Entre influences progressives assumées et une approche mélodique plus directe, Taï Phong signe ici un morceau qui oscille avec naturel entre AOR et prog-rock, deux courants complémentaires mais distincts.
Avant d'entrer dans l'analyse précise de "Goin' Away", il convient de définir ce que recouvre le terme d'AOR — une catégorie musicale encore floue pour beaucoup. (15)
L'AOR, ou "album-oriented rock", naît au milieu des années 70 comme une réponse radiophonique à l'essor du rock FM. Le terme, d'abord technique, désigne une musique pensée pour l'écoute en album autant que pour la diffusion radio.
Ce courant se caractérise par une grande attention portée à la production, un sens aigu du détail dans les arrangements, et une volonté d'intégrer au rock des influences variées : soul, jazz, parfois même disco. Les morceaux estampillés AOR sonnent souvent grandioses, portés par des harmonies vocales riches et des lignes de claviers entremêlées aux guitares, tout en restant assez accessibles pour toucher un large public.
Parmi les figures emblématiques de ce style, on cite souvent Steely Dan, Boston ou encore Toto, dont les titres mêlent sophistication sonore et immédiateté mélodique.
C'est dans cette filiation que "Goin' Away" trouve naturellement sa place.

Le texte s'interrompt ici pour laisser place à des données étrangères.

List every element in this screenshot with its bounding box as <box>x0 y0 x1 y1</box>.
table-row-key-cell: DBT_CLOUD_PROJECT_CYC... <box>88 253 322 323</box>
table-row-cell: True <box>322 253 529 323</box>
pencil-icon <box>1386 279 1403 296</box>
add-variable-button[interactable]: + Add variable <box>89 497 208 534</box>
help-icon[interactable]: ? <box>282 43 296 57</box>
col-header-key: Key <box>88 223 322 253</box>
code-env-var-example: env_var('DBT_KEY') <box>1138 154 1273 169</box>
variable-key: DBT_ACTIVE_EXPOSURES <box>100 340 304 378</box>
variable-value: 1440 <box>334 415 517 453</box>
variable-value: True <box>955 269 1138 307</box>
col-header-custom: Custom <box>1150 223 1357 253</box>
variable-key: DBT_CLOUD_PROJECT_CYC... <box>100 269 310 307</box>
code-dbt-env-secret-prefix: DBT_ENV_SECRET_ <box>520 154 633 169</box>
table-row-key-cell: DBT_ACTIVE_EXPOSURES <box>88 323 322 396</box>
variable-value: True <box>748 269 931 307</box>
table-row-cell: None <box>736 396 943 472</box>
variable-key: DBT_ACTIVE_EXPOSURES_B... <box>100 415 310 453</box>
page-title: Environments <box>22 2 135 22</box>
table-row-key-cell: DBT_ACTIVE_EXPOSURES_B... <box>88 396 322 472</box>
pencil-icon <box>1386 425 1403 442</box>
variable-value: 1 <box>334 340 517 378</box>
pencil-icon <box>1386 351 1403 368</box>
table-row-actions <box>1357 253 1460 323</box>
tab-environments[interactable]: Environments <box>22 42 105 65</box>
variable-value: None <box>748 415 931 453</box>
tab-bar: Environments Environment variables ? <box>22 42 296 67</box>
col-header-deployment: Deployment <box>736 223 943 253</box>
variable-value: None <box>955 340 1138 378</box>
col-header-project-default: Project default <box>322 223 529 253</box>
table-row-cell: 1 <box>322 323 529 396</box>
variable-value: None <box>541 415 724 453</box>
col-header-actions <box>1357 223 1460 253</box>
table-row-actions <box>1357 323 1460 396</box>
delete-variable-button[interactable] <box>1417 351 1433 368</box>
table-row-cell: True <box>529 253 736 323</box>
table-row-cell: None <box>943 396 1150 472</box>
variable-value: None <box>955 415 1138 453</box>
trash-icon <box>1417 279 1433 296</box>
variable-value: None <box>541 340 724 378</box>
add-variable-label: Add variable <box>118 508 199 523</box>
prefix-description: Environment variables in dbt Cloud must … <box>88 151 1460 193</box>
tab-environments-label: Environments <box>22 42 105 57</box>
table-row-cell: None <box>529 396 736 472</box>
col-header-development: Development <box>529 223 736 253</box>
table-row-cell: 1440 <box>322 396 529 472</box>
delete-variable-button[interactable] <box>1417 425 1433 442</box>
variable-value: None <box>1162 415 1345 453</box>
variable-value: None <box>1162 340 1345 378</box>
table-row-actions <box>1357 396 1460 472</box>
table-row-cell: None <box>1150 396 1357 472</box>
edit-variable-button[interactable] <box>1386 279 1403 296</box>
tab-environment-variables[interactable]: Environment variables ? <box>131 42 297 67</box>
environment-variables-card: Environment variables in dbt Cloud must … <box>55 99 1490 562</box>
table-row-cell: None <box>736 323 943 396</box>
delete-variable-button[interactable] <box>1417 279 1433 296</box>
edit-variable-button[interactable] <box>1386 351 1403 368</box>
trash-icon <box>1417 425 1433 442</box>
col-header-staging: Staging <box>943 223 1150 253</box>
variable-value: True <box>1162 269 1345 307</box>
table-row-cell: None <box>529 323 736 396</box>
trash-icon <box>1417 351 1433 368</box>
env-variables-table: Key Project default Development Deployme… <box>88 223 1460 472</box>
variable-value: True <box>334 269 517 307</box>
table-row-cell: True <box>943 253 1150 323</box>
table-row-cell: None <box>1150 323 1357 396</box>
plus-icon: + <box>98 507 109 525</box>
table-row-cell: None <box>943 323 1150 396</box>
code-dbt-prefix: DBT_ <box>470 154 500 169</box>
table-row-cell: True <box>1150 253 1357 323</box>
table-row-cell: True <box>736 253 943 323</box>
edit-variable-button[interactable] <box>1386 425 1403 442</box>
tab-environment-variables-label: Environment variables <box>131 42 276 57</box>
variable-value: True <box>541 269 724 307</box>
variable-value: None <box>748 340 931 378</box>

Le morceau s'ouvre sur une structure étonnamment libre pour un premier titre d'un premier album. Loin de la rigueur couplet-refrain imposée par les formats commerciaux, "Goin' Away" déroule une progression fluide, presque narrative. Les refrains reviennent comme des respirations, mais sans saturer l'espace. Chaque séquence musicale développe son propre climat, avec des nuances subtiles d'intensité. Cette construction, typique d'un rock progressif léger, confère au morceau une dynamique interne qui épouse le thème du voyage : une avancée sans plan tracé, une succession d'étapes émotionnelles.
Le tempo, rapide pour l'époque (environ 142-143 BPM), imprime au morceau une énergie constante, en contraste frappant avec la mélancolie sous-jacente du texte. (16)
L'élan musical semble porter le narrateur, le pousser en avant malgré ses doutes, comme une force intérieure qui refuse l'immobilisme.
Harmoniquement, "Goin' Away" repose sur des accords simples — Em, Am, C, D — qui assurent une assise émotionnelle solide sans alourdir la progression. (17)
L'alternance entre mineur et majeur crée une tension douce : de l'introspection à l'espoir, du repli à l'ouverture. Cette simplicité harmonique renforce l’accessibilité immédiate du morceau, tout en laissant l'espace nécessaire à l'expressivité vocale.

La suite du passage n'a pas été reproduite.